User Forum > Use Case
Hi Mark,
This question is complicated enough that I think we should tackle it through support rather than the forums; I'll send you an email to kick that off.
In short, you can approach this by combining several features and then using Excel for the budget analysis.
You can use a LP Ratesheet to load the $$$ rates for your team. You can set different rates per client, per project, per person, and per activity.
Via the members tab you can increase peoples availability to say, 6 days a week, and then create vacation events if they are *not* going to work on the weekend.

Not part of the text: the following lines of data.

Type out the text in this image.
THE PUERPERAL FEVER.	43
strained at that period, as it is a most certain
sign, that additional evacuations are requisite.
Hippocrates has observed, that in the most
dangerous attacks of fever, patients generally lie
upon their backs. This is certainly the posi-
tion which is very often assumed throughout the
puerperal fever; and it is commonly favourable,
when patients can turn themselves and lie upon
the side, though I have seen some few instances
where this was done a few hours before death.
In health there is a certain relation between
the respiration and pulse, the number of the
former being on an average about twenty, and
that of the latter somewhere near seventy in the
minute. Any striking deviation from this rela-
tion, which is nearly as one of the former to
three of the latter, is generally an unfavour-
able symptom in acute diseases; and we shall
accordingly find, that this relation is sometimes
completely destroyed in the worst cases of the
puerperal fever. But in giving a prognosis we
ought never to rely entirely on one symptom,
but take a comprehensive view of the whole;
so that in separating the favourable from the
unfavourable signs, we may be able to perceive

You can use activity codes to assign specific rates to tasks or let the system default to a person's standard rate.
You can set promise dates on any item in the system, if you do this on a container it will be inherited by the items in it.
You can use the LP data export features to do analysis in Excel. We can provide you with a Baseline template and Forecast template we built in Excel that uses LP data (requires medium level Excel skills).
Charles.
Charles Seybold



I have a use case that may not be applicable to LiquidPlanner. I work at a law firm and I am trying to manage legal cases. In this situation we have promised the client a fixed price for a given case (say $25,000). This is based on listing all of the necessary tasks, projecting the amount of time (hours) per task, and assigning attorneys at different billing rates to those tasks. Although deadlines are important for certain tasks, from a project mgmt perspective, I am more concerned with hours billed than with dates. (Also, our attorneys can work VERY long hours, 10 to 16, so they are not governed by an 8 hour per day type of limit and they often work weekends.)
When I put together my project plan, I want the focus to be estimated hours and billed hours per task, with less focus on what gets done when. When I put an hours estimate into a task, however, LP translates those hours into a schedule, based on hours per day worked with weekends off. I realize I can change those assumptions, but it's not always the same for every attorney.
I would rather indicate for each task: # of hours estimate and, optionally, a due date. (Dependencies too.) Can LiquidPlanner work in this context?
I will skip my follow up question, as I don't believe it's available yet, but I want to be able to do budget comparison: projected vs actual, based on tasks, hours assigned and billing rates.